Deep Learning Weekly Issue #146

Google's reading companion, AI pixel-art, AR + AI cut and paste, guitar effect emulation, and more...

Hey folks,

This week in deep learning, we bring you a new app from Google that uses audio recognition to help kids with reading, an state-of-the-art depth model from Facebook, a federated learning project to detect brain tumors from Intel, a partnership between Hailo and Foxconn for AI-specific chips, and an impressive DIY AI stethoscope for under a dollar.

You may also enjoy a podcast discussing the promise of TinyML, an incredible AR + AI project that lets you paste objects from the real world into documents on your laptop, a simple but effective pruning technique from MIT, audio style transfer, and research that suggests state-of-the-art models aren’t all that different after all, and more!

As always, happy reading and hacking. If you have something you think should be in next week's issue, find us on Twitter: @dl_weekly.

Until next week!


New Google Lens features to help you be more productive at home

Google Lens now lets users take pictures of hand written notes and copy text directly to your laptop.

Google launches ‘Read Along,’ a free app that helps young children practice reading

A new app from Google uses audio recognition to help kids with reading skills.

Facebook’s 3D Photos feature now simulates depth for any image

Facebook unveiled a new model that estimates high quality, consistent depth maps from 2D images.

Intel partners with Penn Medicine to develop brain tumor classifier with federated learning

Federated learning used by research institutions to train tumor classifiers on disparate data sources to preserve privacy.

Hailo, Foxconn, and Socionext partner for AI processing, video analytics at the edge

Chipmaker Hailo has partnered with Foxconn to produce a new SoC for applying AI to video on edge devices.

Mobile + Edge

Why TinyML will be huge

A new podcast explores ML on embedded devices with Pete Warden.

A Tale of Model Quantization in TF Lite

A nice exploration of performance versus speed / size tradeoffs (or lack thereof) with TensorFlow Lite.

An All-Neural On-Device Speech Recognizer

Google’s on-device speech recognition model now boasts higher accuracy than their own production server-side models.

Digital Stethoscope AI

How to build a digital AI stethoscope with $1 worth of equipment.


A foolproof way to shrink deep learning models

New pruning technique from researchers at MIT is both simple and effective. Train, prune, retrain, and repeat.

DDSP: Differentiable Digital Signal Processing

Impressive audio style transfer project.

Deep Learning for Guitar Effect Emulation

Training neural networks to emulate guitar pedal effects.

New efficientnet checkpoints

New pre-trained efficientnet checkpoints are now available on TensorFlow Hub.

Facebook’s AutoScale decides if AI inference runs on your phone or in the cloud

New research from Facebook details a system capable of choosing which platform to run model inference on based on available resources and network latency.


Convert selfies to pixel art.

Libraries & Code

[GitHub] cyrildiagne/ar-cutpaste

Incredible demonstration using AI and AR to cut salient objects out of images and beam them directly into documents on your laptop.
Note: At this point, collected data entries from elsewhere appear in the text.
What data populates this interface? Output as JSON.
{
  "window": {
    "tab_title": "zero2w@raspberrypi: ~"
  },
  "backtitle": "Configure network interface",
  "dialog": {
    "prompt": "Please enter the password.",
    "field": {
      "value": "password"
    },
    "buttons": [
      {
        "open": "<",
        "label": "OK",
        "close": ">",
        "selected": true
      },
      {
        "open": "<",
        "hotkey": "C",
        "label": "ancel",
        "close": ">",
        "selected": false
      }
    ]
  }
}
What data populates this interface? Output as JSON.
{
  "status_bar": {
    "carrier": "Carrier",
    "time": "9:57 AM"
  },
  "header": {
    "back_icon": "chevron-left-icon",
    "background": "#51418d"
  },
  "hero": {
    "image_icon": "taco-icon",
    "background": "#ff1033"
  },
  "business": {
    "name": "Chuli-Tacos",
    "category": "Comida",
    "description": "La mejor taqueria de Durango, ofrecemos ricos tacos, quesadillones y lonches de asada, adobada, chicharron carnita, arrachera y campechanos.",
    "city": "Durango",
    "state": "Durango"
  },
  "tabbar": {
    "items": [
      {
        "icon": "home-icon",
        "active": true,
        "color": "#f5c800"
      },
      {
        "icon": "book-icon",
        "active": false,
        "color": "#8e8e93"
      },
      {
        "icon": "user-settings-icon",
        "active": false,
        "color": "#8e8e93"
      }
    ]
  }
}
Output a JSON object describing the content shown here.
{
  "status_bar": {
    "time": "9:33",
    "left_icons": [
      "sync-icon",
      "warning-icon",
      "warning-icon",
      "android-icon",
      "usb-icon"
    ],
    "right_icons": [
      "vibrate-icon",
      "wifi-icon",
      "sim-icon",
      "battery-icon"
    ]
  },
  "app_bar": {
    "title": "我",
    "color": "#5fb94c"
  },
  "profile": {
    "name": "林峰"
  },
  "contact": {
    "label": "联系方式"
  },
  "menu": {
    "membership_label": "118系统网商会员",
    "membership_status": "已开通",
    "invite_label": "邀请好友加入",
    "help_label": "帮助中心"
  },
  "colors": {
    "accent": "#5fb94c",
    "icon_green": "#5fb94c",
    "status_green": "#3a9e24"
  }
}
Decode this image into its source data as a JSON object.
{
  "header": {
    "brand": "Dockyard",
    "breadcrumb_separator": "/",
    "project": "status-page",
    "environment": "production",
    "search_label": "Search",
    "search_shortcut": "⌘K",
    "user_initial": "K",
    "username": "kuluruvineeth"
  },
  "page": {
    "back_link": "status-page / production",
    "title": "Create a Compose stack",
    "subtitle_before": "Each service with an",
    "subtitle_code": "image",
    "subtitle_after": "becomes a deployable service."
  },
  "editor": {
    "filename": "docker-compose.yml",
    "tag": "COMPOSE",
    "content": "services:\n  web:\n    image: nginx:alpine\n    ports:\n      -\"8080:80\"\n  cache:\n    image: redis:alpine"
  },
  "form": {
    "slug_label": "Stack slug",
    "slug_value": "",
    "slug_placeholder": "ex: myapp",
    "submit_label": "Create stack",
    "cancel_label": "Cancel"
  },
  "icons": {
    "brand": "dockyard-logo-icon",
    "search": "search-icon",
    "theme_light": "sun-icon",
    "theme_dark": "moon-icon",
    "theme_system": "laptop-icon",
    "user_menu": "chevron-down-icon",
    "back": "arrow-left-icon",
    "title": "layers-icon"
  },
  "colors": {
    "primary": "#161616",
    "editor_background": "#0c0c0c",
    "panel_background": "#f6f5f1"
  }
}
[GitHub] yemount/pose-animator/

Fun mashup of browser-based pose estimation with TFJS and real-time SVG animation.

Papers & Publications

A Metric Learning Reality Check

Abstract: Deep metric learning papers from the past four years have consistently claimed great advances in accuracy, often more than doubling the performance of decade-old methods. In this paper, we take a closer look at the field to see if this is actually true. We find flaws in the experimental setup of these papers, and propose a new way to evaluate metric learning algorithms. Finally, we present experimental results that show that the improvements over time have been marginal at best.

Big Transfer (BiT): General Visual Representation Learning

Abstract: Transfer of pre-trained representations improves sample efficiency and simplifies hyperparameter tuning when training deep neural networks for vision. We revisit the paradigm of pre-training on large supervised datasets and fine-tuning the model on a target task. We scale up pre-training, and propose a simple recipe that we call Big Transfer (BiT). By combining a few carefully selected components, and transferring using a simple heuristic, we achieve strong performance on over 20 datasets. BiT performs well across a surprisingly wide range of data regimes -- from 1 example per class to 1M total examples. BiT achieves 87.5% top-1 accuracy on ILSVRC-2012, 99.4% on CIFAR-10, and 76.3% on the 19 task Visual Task Adaptation Benchmark (VTAB). On small datasets, BiT attains 76.8% on ILSVRC-2012 with 10 examples per class, and 97.0% on CIFAR-10 with 10 examples per class. We conduct detailed analysis of the main components that lead to high transfer performance.